MODELING OF MATERIAL NONLINEARITIES IN STEEL STRUCTURES SUBJECTED TO TRANSIENT DYNAMIC LOADING

This paper is concerned with the modelling of the behaviour of steel under cyclic and dynamic loading conditions. After a general discussion regarding the requirements for accurate and efficient modelling in dynamics, two models are described and implemented. The bilinear stress strain constitutive relationship with kinematic hardening is widely used in many computer codes, hence is used for 'control' purposes. The multisurface plasticity model is said to exhibit the important qualities of strain hardening, softening and relaxation to a mean stress. This model is described in detail and notes on model parameter evaluation are given. A number of validation examples are presented, due to the complexity of implementation of the multisurface formulation. This is followed by comparisons between the bilinear response predictions and those of the multisurface model for cyclic and dynamic tests on beam-columns.

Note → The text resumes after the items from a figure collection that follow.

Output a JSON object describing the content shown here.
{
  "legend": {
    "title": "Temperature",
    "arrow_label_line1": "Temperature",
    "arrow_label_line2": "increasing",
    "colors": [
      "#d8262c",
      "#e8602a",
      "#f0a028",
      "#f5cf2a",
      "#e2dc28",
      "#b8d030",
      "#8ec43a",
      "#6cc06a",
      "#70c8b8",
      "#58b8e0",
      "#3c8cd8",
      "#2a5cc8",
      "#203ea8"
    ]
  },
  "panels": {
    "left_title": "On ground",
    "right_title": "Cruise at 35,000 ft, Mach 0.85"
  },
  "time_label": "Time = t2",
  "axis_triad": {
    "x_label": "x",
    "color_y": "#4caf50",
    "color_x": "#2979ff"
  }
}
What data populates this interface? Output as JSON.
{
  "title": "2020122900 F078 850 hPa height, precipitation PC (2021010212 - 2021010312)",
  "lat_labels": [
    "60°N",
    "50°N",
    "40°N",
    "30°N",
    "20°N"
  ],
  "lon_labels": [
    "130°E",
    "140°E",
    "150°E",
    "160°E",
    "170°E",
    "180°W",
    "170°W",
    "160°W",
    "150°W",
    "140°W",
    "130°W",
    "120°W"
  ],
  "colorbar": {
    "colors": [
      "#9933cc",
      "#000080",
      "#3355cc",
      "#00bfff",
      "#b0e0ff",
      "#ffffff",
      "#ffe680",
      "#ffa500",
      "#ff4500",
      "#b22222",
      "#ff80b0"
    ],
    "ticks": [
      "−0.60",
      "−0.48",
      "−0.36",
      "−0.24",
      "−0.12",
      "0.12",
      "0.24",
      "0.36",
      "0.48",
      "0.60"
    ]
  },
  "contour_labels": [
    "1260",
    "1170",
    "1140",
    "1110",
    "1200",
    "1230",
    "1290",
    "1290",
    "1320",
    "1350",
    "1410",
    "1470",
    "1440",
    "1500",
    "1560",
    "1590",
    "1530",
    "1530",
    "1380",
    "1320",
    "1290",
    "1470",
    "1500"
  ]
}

It is concluded that in the absence of material test data under cyclic loading, the bilinear model provides acceptably accurate response predictions. However, the multisurface model provides a significantly closer fit to experimental results, due to its ability to model a yield plateau and a non-linear strain-hardening regime as well as cyclic degradation. It can also be used for new types of steel where no distinct yield point is observed.